From my drive by of the units, it is definitely low income rentals. From the outside it looks as if there is quite a bit of work to be done. I’m trying to not think in terms of where I would live so will not make any rash judgments until I see the inside. I’ve calculated a cap rate with the price they are asking and the rent/income information. Here is the breakdown:
Current asking price - $650k
Average cap rate in this area is 8%. The closest metro area is Richmond, VA and with the expenses currently paid the only way to get that cap rate is for them to sell at $425k.;
Current County assessed value is $162,300 for 2005. With the way housing is going in this area, it should be closer to $250 by January or higher, depending on the itemsfixed during rehab. After all rehabbing is done, the building should fall into the assessed $650k range easily.
Expenses I’ve calculated:
water - paid by tenants
electricity - common area paid for by landlord ~$100/m
Oil - propane is currently paid by landlord ~$225/m. With rising gas prices, I am almost doubling it for this winter (oil prices have made huge leaps);
RE Taxes - $1307 (2005 costs)
Insurance - $1500/yr (guesstimate)
Property management (currently performed by owner - 10% of rents is $2500/yr . However selling agency will manage it for 8% of rents.

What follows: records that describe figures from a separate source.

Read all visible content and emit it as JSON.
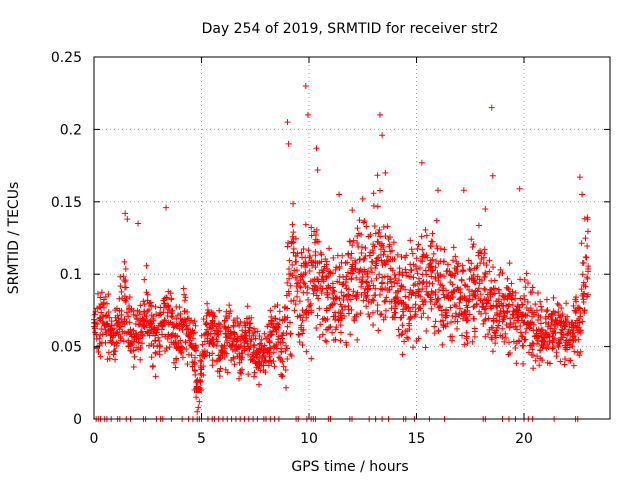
{
  "chart_data": {
    "type": "scatter",
    "title": "Day 254 of 2019, SRMTID for receiver str2",
    "xlabel": "GPS time / hours",
    "ylabel": "SRMTID / TECUs",
    "xlim": [
      0,
      24
    ],
    "ylim": [
      0,
      0.25
    ],
    "x_ticks": [
      0,
      5,
      10,
      15,
      20
    ],
    "x_tick_labels": [
      "0",
      "5",
      "10",
      "15",
      "20"
    ],
    "y_ticks": [
      0,
      0.05,
      0.1,
      0.15,
      0.2,
      0.25
    ],
    "y_tick_labels": [
      "0",
      "0.05",
      "0.1",
      "0.15",
      "0.2",
      "0.25"
    ],
    "grid": true,
    "marker": "+",
    "color": "#ff0000",
    "series": [
      {
        "name": "str2",
        "x": [
          0.0,
          0.17,
          0.33,
          0.5,
          0.67,
          0.83,
          1.0,
          1.17,
          1.33,
          1.5,
          1.67,
          1.83,
          2.0,
          2.17,
          2.33,
          2.5,
          2.67,
          2.83,
          3.0,
          3.17,
          3.33,
          3.5,
          3.67,
          3.83,
          4.0,
          4.17,
          4.33,
          4.5,
          4.67,
          4.75,
          4.83,
          4.92,
          5.0,
          5.17,
          5.33,
          5.5,
          5.67,
          5.83,
          6.0,
          6.17,
          6.33,
          6.5,
          6.67,
          6.83,
          7.0,
          7.17,
          7.33,
          7.5,
          7.67,
          7.83,
          8.0,
          8.17,
          8.33,
          8.5,
          8.67,
          8.83,
          9.0,
          9.17,
          9.33,
          9.5,
          9.67,
          9.83,
          10.0,
          10.17,
          10.33,
          10.5,
          10.67,
          10.83,
          11.0,
          11.17,
          11.33,
          11.5,
          11.67,
          11.83,
          12.0,
          12.17,
          12.33,
          12.5,
          12.67,
          12.83,
          13.0,
          13.17,
          13.33,
          13.5,
          13.67,
          13.83,
          14.0,
          14.17,
          14.33,
          14.5,
          14.67,
          14.83,
          15.0,
          15.17,
          15.33,
          15.5,
          15.67,
          15.83,
          16.0,
          16.17,
          16.33,
          16.5,
          16.67,
          16.83,
          17.0,
          17.17,
          17.33,
          17.5,
          17.67,
          17.83,
          18.0,
          18.17,
          18.33,
          18.5,
          18.67,
          18.83,
          19.0,
          19.17,
          19.33,
          19.5,
          19.67,
          19.83,
          20.0,
          20.17,
          20.33,
          20.5,
          20.67,
          20.83,
          21.0,
          21.17,
          21.33,
          21.5,
          21.67,
          21.83,
          22.0,
          22.17,
          22.33,
          22.5,
          22.67,
          22.83
        ],
        "y_center": [
          0.062,
          0.065,
          0.07,
          0.068,
          0.06,
          0.058,
          0.065,
          0.075,
          0.08,
          0.07,
          0.063,
          0.06,
          0.062,
          0.068,
          0.072,
          0.066,
          0.058,
          0.055,
          0.06,
          0.065,
          0.07,
          0.066,
          0.06,
          0.058,
          0.062,
          0.064,
          0.06,
          0.055,
          0.045,
          0.02,
          0.01,
          0.03,
          0.05,
          0.058,
          0.062,
          0.06,
          0.055,
          0.05,
          0.055,
          0.058,
          0.055,
          0.05,
          0.048,
          0.052,
          0.058,
          0.055,
          0.05,
          0.045,
          0.04,
          0.045,
          0.05,
          0.055,
          0.06,
          0.055,
          0.05,
          0.06,
          0.085,
          0.1,
          0.095,
          0.088,
          0.085,
          0.09,
          0.1,
          0.11,
          0.1,
          0.09,
          0.085,
          0.088,
          0.09,
          0.085,
          0.08,
          0.085,
          0.09,
          0.095,
          0.1,
          0.105,
          0.1,
          0.095,
          0.098,
          0.1,
          0.105,
          0.11,
          0.108,
          0.1,
          0.095,
          0.09,
          0.085,
          0.08,
          0.082,
          0.085,
          0.088,
          0.09,
          0.092,
          0.095,
          0.098,
          0.1,
          0.098,
          0.095,
          0.09,
          0.088,
          0.085,
          0.09,
          0.095,
          0.09,
          0.085,
          0.08,
          0.082,
          0.085,
          0.09,
          0.095,
          0.09,
          0.085,
          0.08,
          0.075,
          0.072,
          0.075,
          0.078,
          0.08,
          0.075,
          0.07,
          0.068,
          0.072,
          0.075,
          0.07,
          0.065,
          0.062,
          0.06,
          0.058,
          0.06,
          0.062,
          0.065,
          0.063,
          0.06,
          0.058,
          0.055,
          0.06,
          0.065,
          0.07,
          0.09,
          0.11
        ],
        "y_spread": [
          0.025,
          0.025,
          0.025,
          0.025,
          0.025,
          0.025,
          0.03,
          0.035,
          0.04,
          0.03,
          0.025,
          0.025,
          0.025,
          0.03,
          0.035,
          0.03,
          0.025,
          0.025,
          0.025,
          0.03,
          0.035,
          0.03,
          0.025,
          0.025,
          0.025,
          0.03,
          0.025,
          0.025,
          0.025,
          0.015,
          0.01,
          0.02,
          0.025,
          0.025,
          0.03,
          0.025,
          0.025,
          0.025,
          0.025,
          0.025,
          0.025,
          0.025,
          0.025,
          0.025,
          0.025,
          0.025,
          0.025,
          0.02,
          0.02,
          0.02,
          0.025,
          0.025,
          0.03,
          0.03,
          0.03,
          0.04,
          0.05,
          0.06,
          0.055,
          0.045,
          0.04,
          0.05,
          0.055,
          0.05,
          0.045,
          0.045,
          0.04,
          0.04,
          0.04,
          0.04,
          0.04,
          0.04,
          0.045,
          0.05,
          0.05,
          0.05,
          0.045,
          0.045,
          0.045,
          0.05,
          0.055,
          0.06,
          0.055,
          0.045,
          0.04,
          0.04,
          0.035,
          0.035,
          0.035,
          0.04,
          0.04,
          0.045,
          0.045,
          0.045,
          0.045,
          0.045,
          0.045,
          0.04,
          0.04,
          0.04,
          0.04,
          0.04,
          0.045,
          0.04,
          0.035,
          0.035,
          0.035,
          0.04,
          0.045,
          0.05,
          0.045,
          0.04,
          0.035,
          0.035,
          0.03,
          0.035,
          0.035,
          0.04,
          0.035,
          0.03,
          0.03,
          0.035,
          0.035,
          0.03,
          0.03,
          0.025,
          0.025,
          0.025,
          0.025,
          0.03,
          0.03,
          0.03,
          0.03,
          0.025,
          0.025,
          0.025,
          0.03,
          0.035,
          0.04,
          0.045
        ],
        "outliers": [
          {
            "x": 9.85,
            "y": 0.23
          },
          {
            "x": 9.95,
            "y": 0.21
          },
          {
            "x": 9.0,
            "y": 0.205
          },
          {
            "x": 9.05,
            "y": 0.19
          },
          {
            "x": 13.3,
            "y": 0.21
          },
          {
            "x": 13.4,
            "y": 0.196
          },
          {
            "x": 13.55,
            "y": 0.17
          },
          {
            "x": 18.5,
            "y": 0.215
          },
          {
            "x": 18.55,
            "y": 0.168
          },
          {
            "x": 10.35,
            "y": 0.187
          },
          {
            "x": 10.4,
            "y": 0.172
          },
          {
            "x": 15.25,
            "y": 0.177
          },
          {
            "x": 3.35,
            "y": 0.146
          },
          {
            "x": 1.45,
            "y": 0.142
          },
          {
            "x": 1.55,
            "y": 0.138
          },
          {
            "x": 2.05,
            "y": 0.135
          },
          {
            "x": 22.6,
            "y": 0.167
          },
          {
            "x": 22.7,
            "y": 0.155
          },
          {
            "x": 19.8,
            "y": 0.159
          },
          {
            "x": 17.2,
            "y": 0.158
          },
          {
            "x": 12.5,
            "y": 0.152
          },
          {
            "x": 11.4,
            "y": 0.155
          },
          {
            "x": 18.2,
            "y": 0.145
          },
          {
            "x": 16.0,
            "y": 0.158
          },
          {
            "x": 4.8,
            "y": 0.005
          },
          {
            "x": 4.85,
            "y": 0.008
          },
          {
            "x": 4.9,
            "y": 0.012
          },
          {
            "x": 4.75,
            "y": 0.015
          }
        ]
      }
    ],
    "zero_points_x": [
      0.1,
      0.2,
      0.3,
      0.5,
      0.6,
      0.8,
      1.1,
      1.2,
      1.5,
      1.7,
      2.3,
      2.4,
      2.9,
      3.1,
      3.2,
      3.6,
      4.1,
      4.4,
      4.6,
      4.8,
      4.9,
      5.0,
      5.3,
      5.5,
      5.6,
      5.8,
      6.0,
      6.2,
      6.4,
      6.6,
      6.8,
      7.0,
      7.2,
      7.4,
      7.6,
      7.9,
      8.0,
      8.2,
      8.4,
      8.6,
      9.4,
      9.5,
      9.9,
      10.1,
      10.2,
      10.3,
      10.9,
      11.0,
      11.9,
      12.0,
      12.8,
      13.1,
      13.4,
      13.7,
      14.4,
      14.5,
      14.9,
      15.6,
      16.3,
      18.1,
      18.2,
      19.0,
      19.3,
      19.6,
      20.0,
      20.2,
      20.4,
      21.4,
      22.4,
      22.5
    ]
  }
}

Repair and maintenance (current owner says almost none but , I see why)10% is conservative $2500/yr until I can get it completely rehabbed;
Dumpster for garbage on property is $1380/yr
Snow removal ~$500 (guessing)
Questions to anyone:
[]1. Are my calculations correct or should I consider other expenses?
[]2. I have three proposed pricing ranges which would generate anything from a 10 to% to an 8% cap rate. In this area 8% is the average. My assumption is I would offer the lowest price to take the property as is, including vacant apartments and complete the renovations. Does this sound reasonable?
[]3. Do I get the renovations priced before settling 100% on the purchase price? Some basic things like cleaning up and painting I can do myself or use family members. It is the small plumbing and electrical work Iwill need help with. Also the replacement of kitchen cabinets and appliances in 3 apartments.
[]4. Are there other suggestions that could help seal the deal?
[*]5. The owner is willing to finance if she gets a decent price. This is an area where I could really use suggestions on how to structure a second or third offering using seller financing.
Thank you for any and all information. This will be my first apartment deal if I can make this happen.